Trustees are responsible for making sure the SSAS is run well and the benefits are secure for the beneficiaries.

It is important that each trustee is fully aware of their obligations as outlined below:

  • Act in line with the trust deed and rules

The trust deed and rules, together with pensions legislation, tell trustees what their powers are  and the procedures they must follow. They are important documents and, therefore, the trustees must be familiar with them and with any other documents relating to the operation of the scheme.

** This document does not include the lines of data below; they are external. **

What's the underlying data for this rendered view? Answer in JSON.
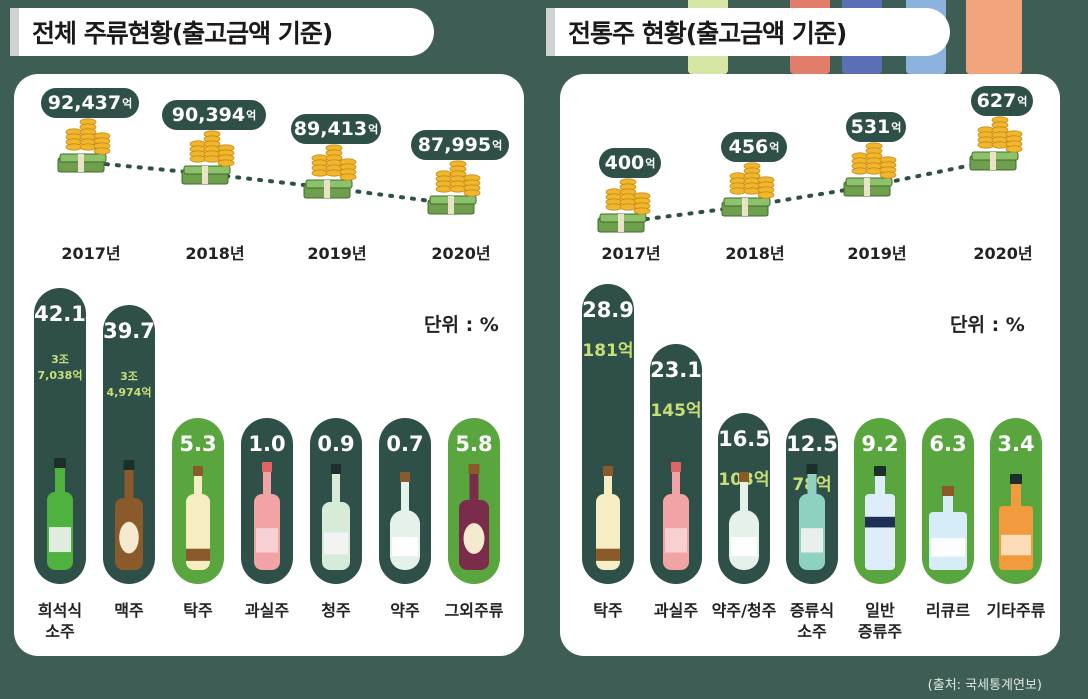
{
  "left": {
    "title": "전체 주류현황(출고금액 기준)",
    "trend": [
      {
        "year": "2017년",
        "amount": "92,437",
        "unit": "억"
      },
      {
        "year": "2018년",
        "amount": "90,394",
        "unit": "억"
      },
      {
        "year": "2019년",
        "amount": "89,413",
        "unit": "억"
      },
      {
        "year": "2020년",
        "amount": "87,995",
        "unit": "억"
      }
    ],
    "unit_label": "단위 : %"
  },
  "right": {
    "title": "전통주 현황(출고금액 기준)",
    "trend": [
      {
        "year": "2017년",
        "amount": "400",
        "unit": "억"
      },
      {
        "year": "2018년",
        "amount": "456",
        "unit": "억"
      },
      {
        "year": "2019년",
        "amount": "531",
        "unit": "억"
      },
      {
        "year": "2020년",
        "amount": "627",
        "unit": "억"
      }
    ],
    "unit_label": "단위 : %"
  },
  "source": "(출처: 국세통계연보)",
  "colors": {
    "background": "#3e5e55",
    "dark_bar": "#2f4f49",
    "green_bar": "#5aa63e",
    "sub_text": "#c7df77"
  },
  "chart_data": [
    {
      "type": "line",
      "title": "전체 주류현황(출고금액 기준)",
      "x": [
        "2017년",
        "2018년",
        "2019년",
        "2020년"
      ],
      "values": [
        92437,
        90394,
        89413,
        87995
      ],
      "value_labels": [
        "92,437억",
        "90,394억",
        "89,413억",
        "87,995억"
      ]
    },
    {
      "type": "bar",
      "unit": "단위 : %",
      "categories": [
        [
          "희석식",
          "소주"
        ],
        [
          "맥주"
        ],
        [
          "탁주"
        ],
        [
          "과실주"
        ],
        [
          "청주"
        ],
        [
          "약주"
        ],
        [
          "그외주류"
        ]
      ],
      "values": [
        42.1,
        39.7,
        5.3,
        1.0,
        0.9,
        0.7,
        5.8
      ],
      "value_labels": [
        "42.1",
        "39.7",
        "5.3",
        "1.0",
        "0.9",
        "0.7",
        "5.8"
      ],
      "sub_labels": [
        [
          "3조",
          "7,038억"
        ],
        [
          "3조",
          "4,974억"
        ],
        [],
        [],
        [],
        [],
        []
      ],
      "styles": [
        "dark",
        "dark",
        "green",
        "dark",
        "dark",
        "dark",
        "green"
      ],
      "bottles": [
        "green-bottle",
        "beer-bottle",
        "makgeolli-bottle",
        "fruit-wine-bottle",
        "cheongju-bottle",
        "yakju-bottle",
        "wine-bottle"
      ]
    },
    {
      "type": "line",
      "title": "전통주 현황(출고금액 기준)",
      "x": [
        "2017년",
        "2018년",
        "2019년",
        "2020년"
      ],
      "values": [
        400,
        456,
        531,
        627
      ],
      "value_labels": [
        "400억",
        "456억",
        "531억",
        "627억"
      ]
    },
    {
      "type": "bar",
      "unit": "단위 : %",
      "categories": [
        [
          "탁주"
        ],
        [
          "과실주"
        ],
        [
          "약주/청주"
        ],
        [
          "증류식",
          "소주"
        ],
        [
          "일반",
          "증류주"
        ],
        [
          "리큐르"
        ],
        [
          "기타주류"
        ]
      ],
      "values": [
        28.9,
        23.1,
        16.5,
        12.5,
        9.2,
        6.3,
        3.4
      ],
      "value_labels": [
        "28.9",
        "23.1",
        "16.5",
        "12.5",
        "9.2",
        "6.3",
        "3.4"
      ],
      "sub_labels": [
        [
          "181억"
        ],
        [
          "145억"
        ],
        [
          "103억"
        ],
        [
          "78억"
        ],
        [],
        [],
        []
      ],
      "styles": [
        "dark",
        "dark",
        "dark",
        "dark",
        "green",
        "green",
        "green"
      ],
      "bottles": [
        "makgeolli-bottle",
        "fruit-wine-bottle",
        "yakju-bottle",
        "soju-bottle",
        "spirit-bottle",
        "liqueur-bottle",
        "whisky-bottle"
      ]
    }
  ]
}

  • Act prudently, responsibly and honestly

Trustees must act in a way that an ordinary prudent person of business would take in managing their own affairs. This means, for example, that when deciding whether to exercise a power, trustees must consider the circumstances impartially, having taken account of all the relevant facts, and must seek professional advice if necessary.
Naturally, trustees must not make any unauthorised personal profit at the expense of the fund although those who are also members can of course receive authorised retirement benefit payments.

In a Dentons’ SSAS all member trustees, along with a Professional Trustee, will together be the ‘scheme administrator’ for the purposes of the pension tax legislation. In addition each of those appointed as scheme administrator must be able to declare themselves as a ‘fit and proper person'.

There is an ongoing obligation for trustees to maintain a sufficient level of knowledge throughout their appointment as a trustee. This can be an onerous obligation for pension trustees, particularly as pension’s legislation can be very complex and they should obtain and follow specialist professional advice when necessary. 

Dentons’ Professional Trustee, Denton & Co Trustees Limited, will be appointed to assist member trustees in running the SSAS.

  • Act in the best interests of beneficiaries

Trustees must act in the best interests of the scheme’s beneficiaries. A beneficiary is anyone who is entitled to, or who might receive, a benefit from the scheme, now or in the future.

  • Act impartially

Trustees must consider the interests of all the classes of beneficiary covered by the trust deed and rules, and act impartially between them. Trustees have to act fairly between beneficiaries too, weighing the interests of a particular beneficiary against the need to protect the interests of the beneficiaries as a whole. 

Powers of investment

The trust deed and rules give the trustees the same powers of investment as though they were absolutely entitled to the scheme assets, subject to any specific restrictions imposed by those rules and pensions legislation. 

The trust deed and rules also allow the trustees to delegate their powers of investment to others but where they do, they remain accountable for the actions taken by their delegates. 

The Pensions Regulator

The Pensions Regulator is the UK regulator of work-based pension schemes (e.g. trust based occupational pension schemes which includes SSASs) and is sponsored by the Department for Work and Pensions.

Codes of practice for the trustees of such schemes are available on the Pensions Regulator’s website and the most relevant one for the trustees of a SSAS is Code of Practice No. 13 which can be viewed online.